Publié le 18 mai 2016 par Chroom

Et si on ne faisait rien ?Parfois il est bon de prendre un peu de recul sur ce que l'on fait pour voir les choses de manière différente. Je ne résiste ainsi pas à la tentation de vous livrer quelques morceaux choisis faisant l'apologie de la paresse. Ils sont extraits de l'ouvrage de Michel Piquemal "Paroles de Paresse - Et si on ne faisait rien ?". Vous constaterez que certains de ces textes, même s'ils datent un peu, conservent encore tout leur sens aujourd'hui.

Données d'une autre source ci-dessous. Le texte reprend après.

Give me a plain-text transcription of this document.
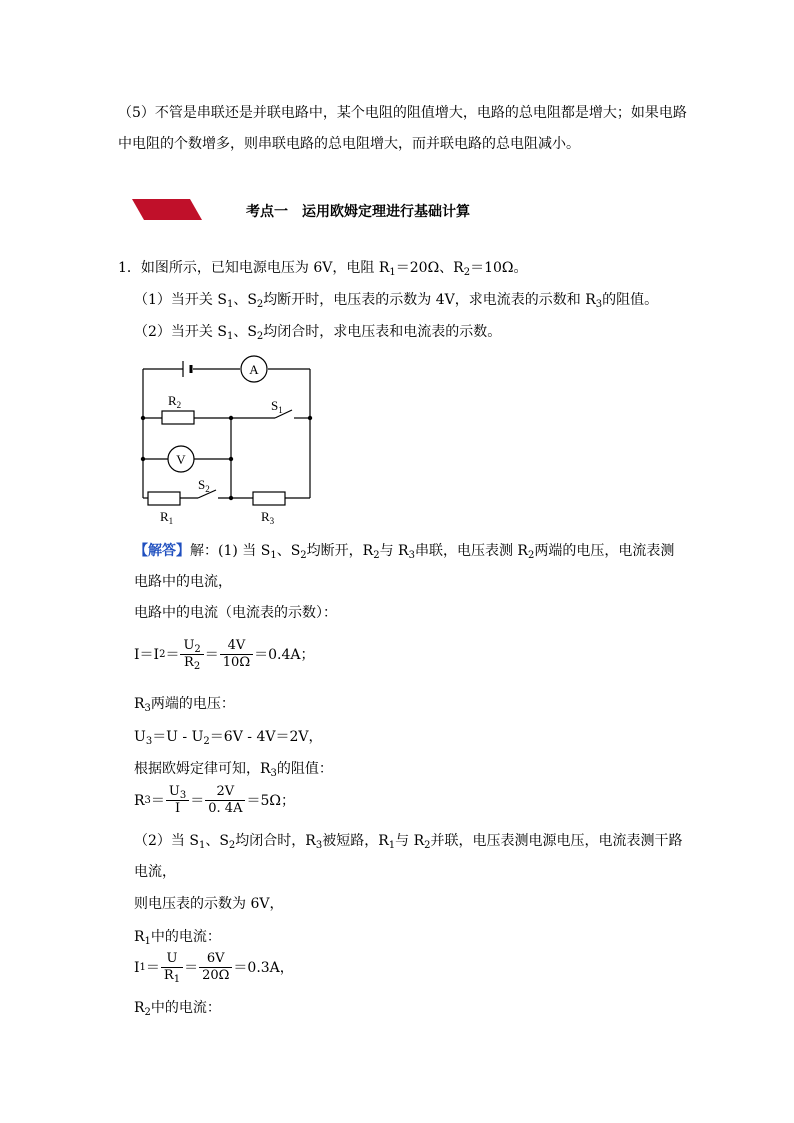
（5）不管是串联还是并联电路中，某个电阻的阻值增大，电路的总电阻都是增大；如果电路
中电阻的个数增多，则串联电路的总电阻增大，而并联电路的总电阻减小。
考点一　运用欧姆定理进行基础计算
1．如图所示，已知电源电压为 6V，电阻 $R_1=20\Omega$、$R_2=10\Omega$。
（1）当开关 $S_1$、$S_2$均断开时，电压表的示数为 4V，求电流表的示数和 $R_3$的阻值。
（2）当开关 $S_1$、$S_2$均闭合时，求电压表和电流表的示数。
A
$R_2$	$S_1$
V
$R_1$
$S_2$
$R_3$
【解答】解：(1) 当 $S_1$、$S_2$均断开，$R_2$与 $R_3$串联，电压表测 $R_2$两端的电压，电流表测
电路中的电流，
电路中的电流（电流表的示数）：
I＝I $2 = \frac{U_2}{R_2} = \frac{4V}{10\Omega} =0.4A$；
$R_3$两端的电压：
$U_3=U - U_2=6V - 4V=2V$，
根据欧姆定律可知，$R_3$的阻值：
R $3 = \frac{U_3}{I} = \frac{2V}{0. 4A} =5\Omega$；
（2）当 $S_1$、$S_2$均闭合时，$R_3$被短路，$R_1$与 $R_2$并联，电压表测电源电压，电流表测干路
电流，
则电压表的示数为 6V，
$R_1$中的电流：
I $1 = \frac{U}{R_1} = \frac{6V}{20\Omega} =0.3A$，
$R_2$中的电流：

La paresse est en effet sans aucun doute le meilleur antidote à la Rat Race.

Pourquoi le Travail serait-il une vertu naturelle et la Paresse un vice ? Pourquoi ne nous définirions-nous que par notre statut professionnel ? Qui a dit que l'homme était fait pour visser des boulons, pour classer des fiches, ou pianoter éternellement sur un clavier d'ordinateur ? .... Il est fait pour vivre ... et vivre inclut aussi bien l'inspiration que l'expiration, l'agir et le non-agir.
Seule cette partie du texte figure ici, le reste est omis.